Video Transcript
Find the limit as 𝑥 tends to ∞ of the positive square root of nine 𝑥 squared minus seven over three 𝑥 plus five.
This limit appears a bit trickier at first due to the square root in the numerator. So what we will try to do is we write the denominator using the square root function so that eventually we can take the square root over the whole quotient. Notice that three 𝑥 plus five equals the square root of three 𝑥 plus five all squared. Now, we have a square root in the denominator. And so, we can take the square root over the whole quotient. Distributing the parentheses in the denominator, we obtain nine 𝑥 squared plus 30𝑥 plus 25.

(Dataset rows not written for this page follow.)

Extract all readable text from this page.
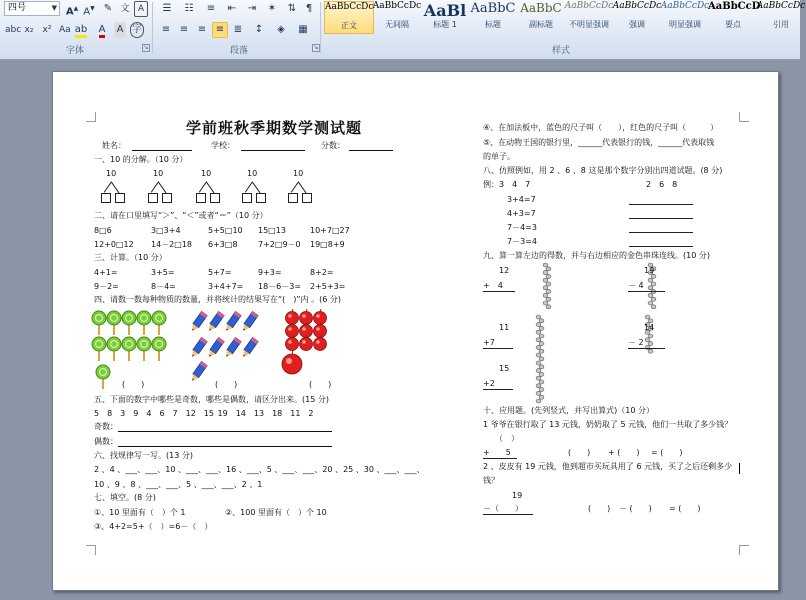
四号	▼ A▲ A▼ ✎ 文 A
abc x₂ x² Aa ab	A	A 字
字体	↘
☰	☷	≡	⇤	⇥	✶	⇅ ¶
≡ ≡ ≡ ≡ ≣	↕	◈	▦
段落	↘	样式
AaBbCcDc
正文
AaBbCcDc
无间隔
AaBl
标题 1
AaBbC
标题
AaBbC
副标题
AaBbCcDc
不明显强调
AaBbCcDc
强调
AaBbCcDc
明显强调
AaBbCcD
要点
AaBbCcDc
引用
学前班秋季期数学测试题
姓名：	学校：	分数：
一、10 的分解。（10 分）
二、请在口里填写“＞”、“＜”或者“＝”（10 分）
三、计算。（10 分）
四、请数一数每种物质的数量，并将统计的结果写在“(　)”内 。(6 分)
(　　)	(　　)	(　　)
五、下面的数字中哪些是奇数，哪些是偶数，请区分出来。(15 分)
5　8　3　9　4　6　7　12　15 19　14　13　18　11　2
奇数：
偶数：
六、找规律写一写。(13 分)
2 、4 、___、___、10 、___、___、16 、___、5 、___、___、20 、25 、30 、___、___、
10 、9 、8 、___、___、5 、___、___、2 、1
七、填空。(8 分)
①、10 里面有（　）个 1	②、100 里面有（　）个 10
③、4+2=5+（　）=6－（　）
④、在加法板中，蓝色的尺子叫（　　），红色的尺子叫（　　　）
⑤、在动物王国的银行里，______代表银行的钱，______代表取钱
的单子。
八、仿照例如，用 2 、6 、8 这是那个数字分别出四道试题。(8 分)
例：3　4　7	2　6　8
九、算一算左边的得数，并与右边相应的金色串珠连线。(10 分)
十、应用题。(先列竖式，并写出算式)（10 分）
1 爷爷在银行取了 13 元钱，奶奶取了 5 元钱，他们一共取了多少钱？
（　）
2 、皮皮有 19 元钱，他到超市买玩具用了 6 元钱，买了之后还剩多少
钱？
19
10	10	10	10	10
8□6	3□3+4	5+5□10 15□13	10+7□27
4+1=	3+5=	5+7=	9+3=	8+2=
12+0□12 14－2□18 6+3□8	7+2□9－0 19□8+9
9－2=	8－4=	3+4+7= 18－6－3= 2+5+3=
3+4=7
4+3=7
7－4=3
7－3=4
12
+　4
19
－ 4
11
+7
14
－ 2
15
+2
+　　5	(　　) + (　　) = (　　)
－（　　）	(　　) － (　　) = (　　)
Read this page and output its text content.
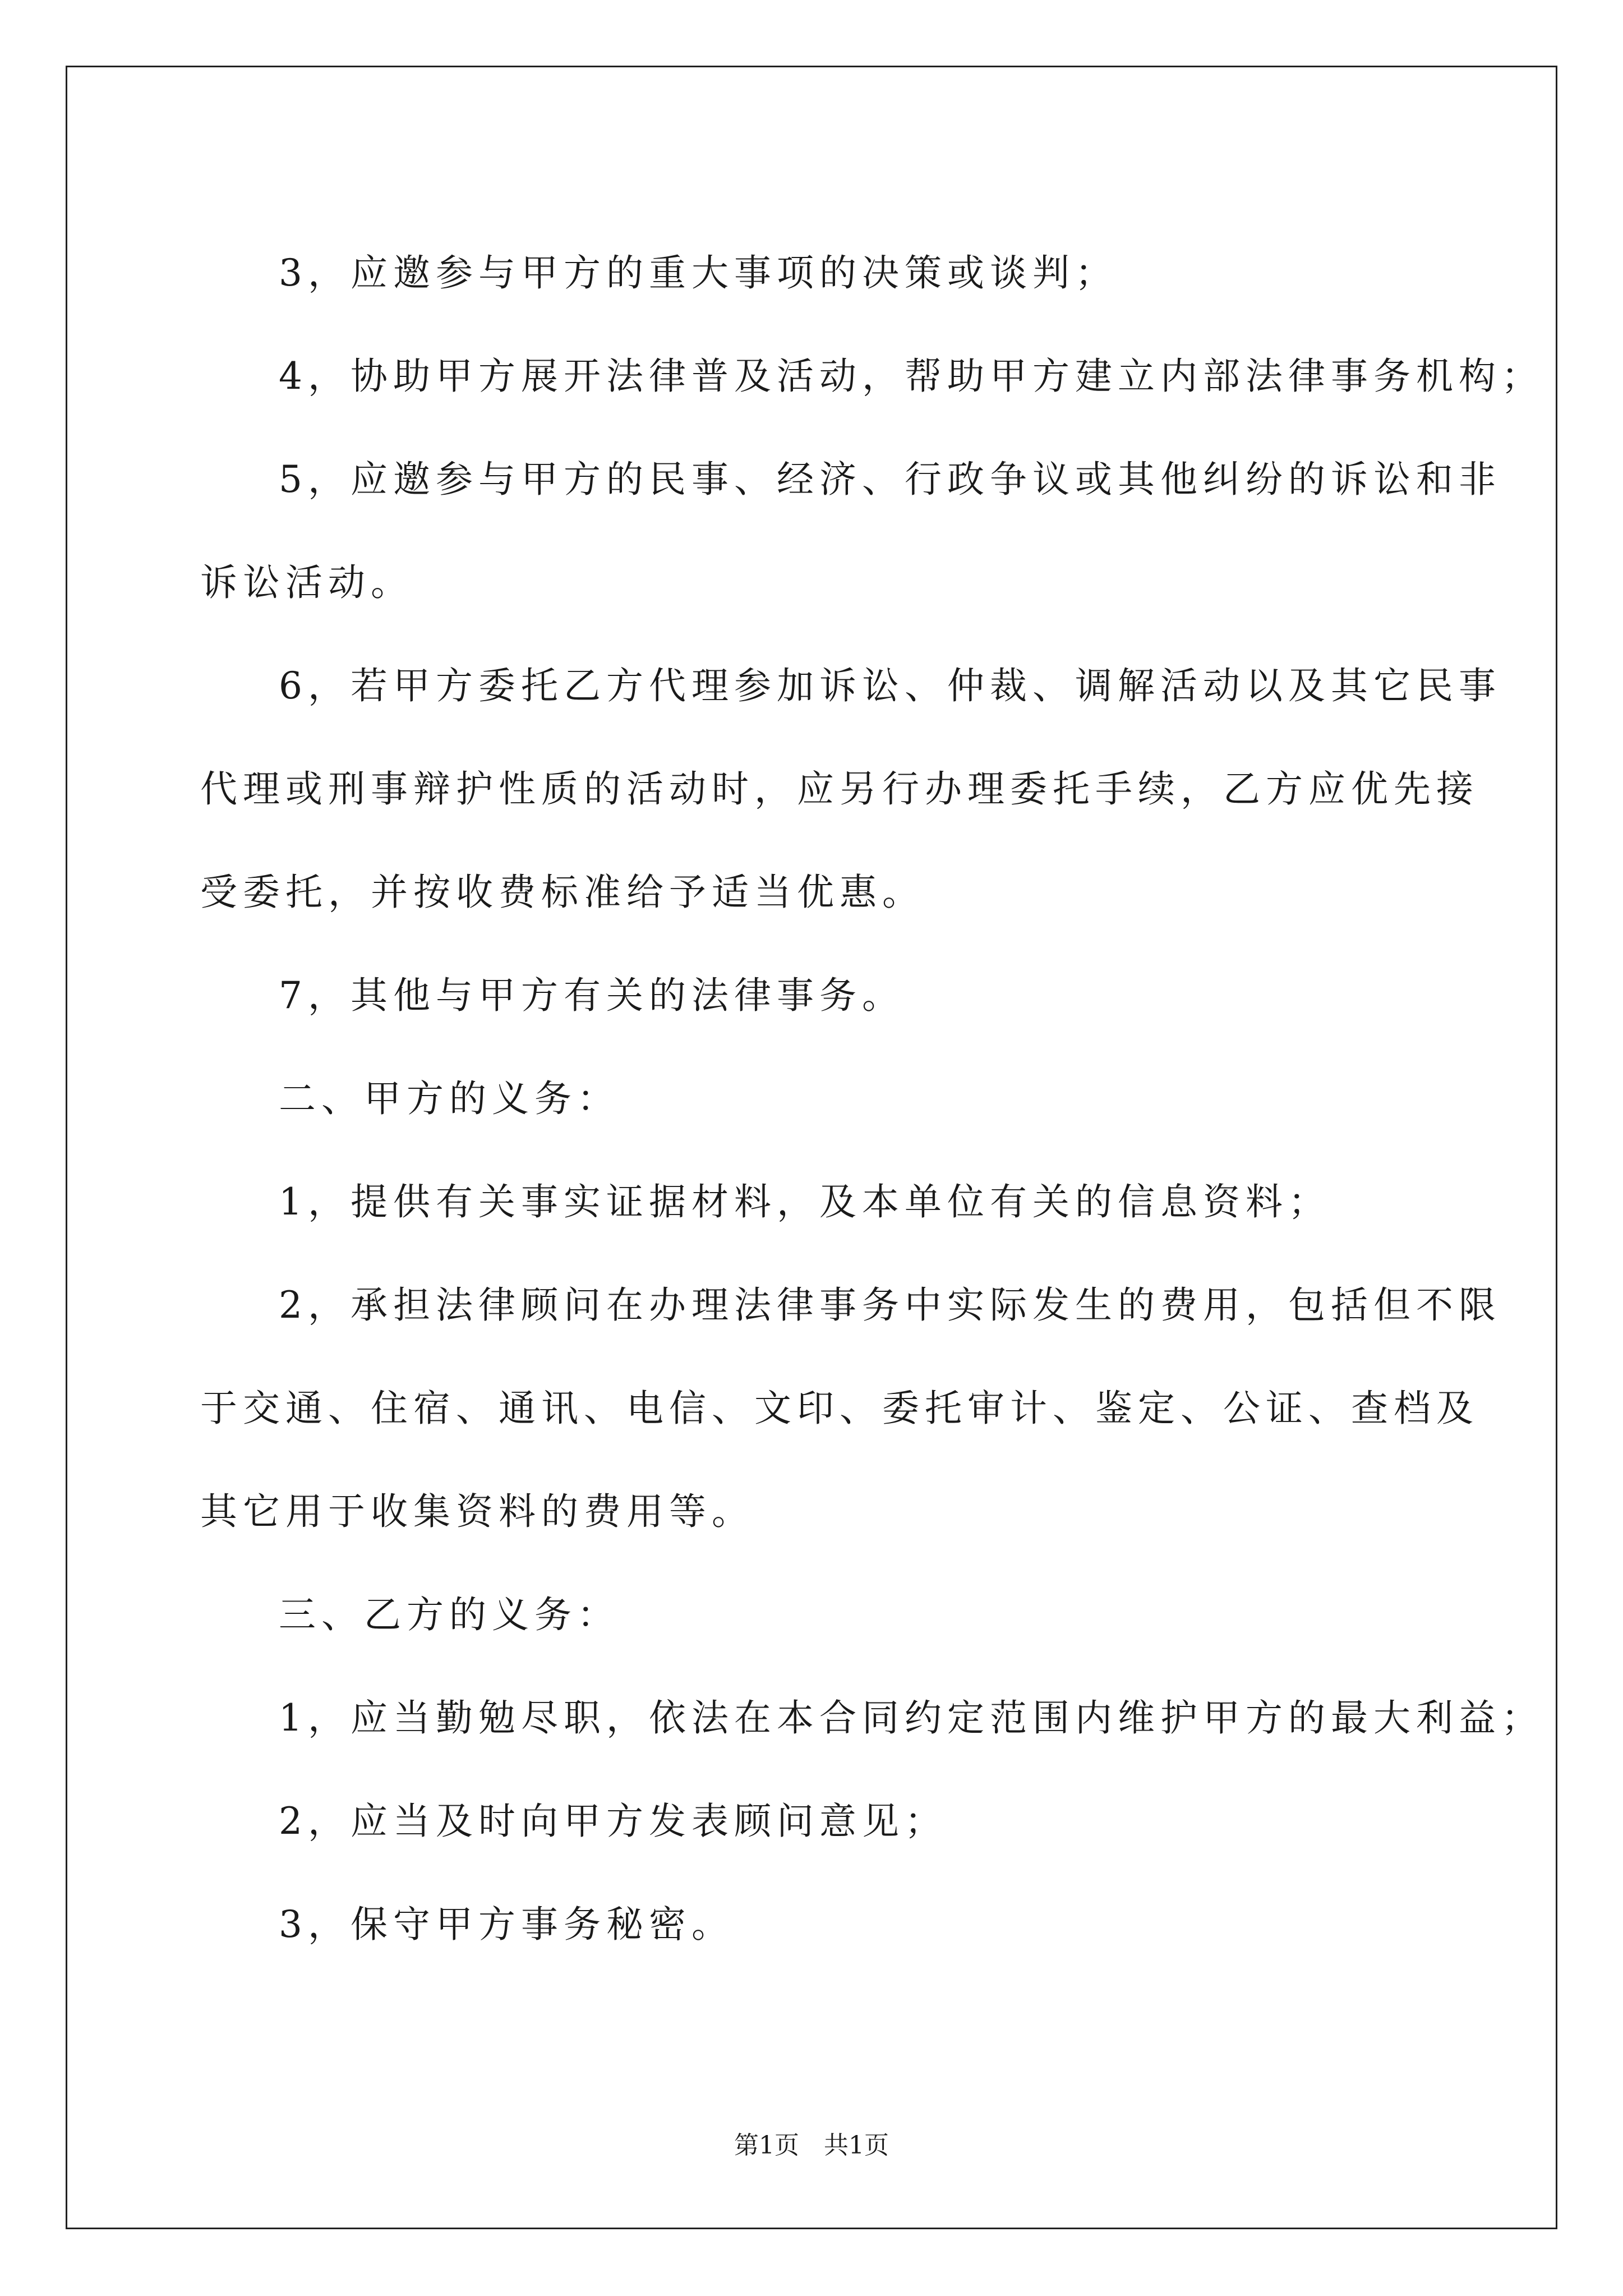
3，应邀参与甲方的重大事项的决策或谈判；

4，协助甲方展开法律普及活动，帮助甲方建立内部法律事务机构；

5，应邀参与甲方的民事、经济、行政争议或其他纠纷的诉讼和非

诉讼活动。

6，若甲方委托乙方代理参加诉讼、仲裁、调解活动以及其它民事

代理或刑事辩护性质的活动时，应另行办理委托手续，乙方应优先接

受委托，并按收费标准给予适当优惠。

7，其他与甲方有关的法律事务。

二、甲方的义务：

1，提供有关事实证据材料，及本单位有关的信息资料；

2，承担法律顾问在办理法律事务中实际发生的费用，包括但不限

于交通、住宿、通讯、电信、文印、委托审计、鉴定、公证、查档及

其它用于收集资料的费用等。

三、乙方的义务：

1，应当勤勉尽职，依法在本合同约定范围内维护甲方的最大利益；

2，应当及时向甲方发表顾问意见；

3，保守甲方事务秘密。

第1页 共1页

Now using the property that the limit of the square root of a function is equal to the square root of the limit of the function, we can take the limit inside the square root. Now, we will evaluate the limit inside the square root. In order to do this, we will divide each term in the numerator and denominator by the term with the largest exponent, namely, nine 𝑥 squared. Note that this does not change the limit as we are dividing each term in the numerator and denominator by the same function. Simplifying, we obtain the limit as 𝑥 tends to ∞ of one minus seven over nine 𝑥 squared all divided by one plus 10 over three 𝑥 plus 25 over nine 𝑥 squared.
Now using the property that the limit of a quotient of functions is the quotient of the limits of the functions, we can transfer the limit to the numerator and denominator. Now using the property that the limit of a sum of functions is the sum of the limits of the functions and the property that the limit of a constant multiplied by a function is equal to the constant multiplied by the limit of the function, we can rewrite our limit as the limit as 𝑥 tends to ∞ of one minus seven over nine multiplied by the limit as 𝑥 tends to ∞ of one over 𝑥 squared all divided by the limit as 𝑥 tends to ∞ of one plus 10 over three multiplied by the limit as 𝑥 tends to ∞ of one over 𝑥 plus 25 over nine multiplied by the limit as 𝑥 tends to ∞ of one over 𝑥 squared.
Now the limit of a constant sequence is just that constant. So the limit as 𝑥 tends to ∞ of one is just one. The limit as 𝑥 tends to ∞ of the sequence one over 𝑥 to the power of 𝑛 for a fixed real number 𝑛 greater than or equal to one is zero. This is because as 𝑥 gets larger and larger, so do the terms 𝑥 to the power of 𝑛. If any of the fixed real numbers greater than or equal to one, so the terms one over 𝑥 to the power of 𝑛 get smaller and smaller although always staying positive.
So the limit as 𝑥 tends to ∞ of one over 𝑥 squared equals zero and the limit as 𝑥 tends to ∞ of one over 𝑥 equals zero. So we obtain that our original limit is equal to one. In order to find the limit stated in the question, it just remains to take the positive square root of the number one, which is just one. So our final answer is the number one.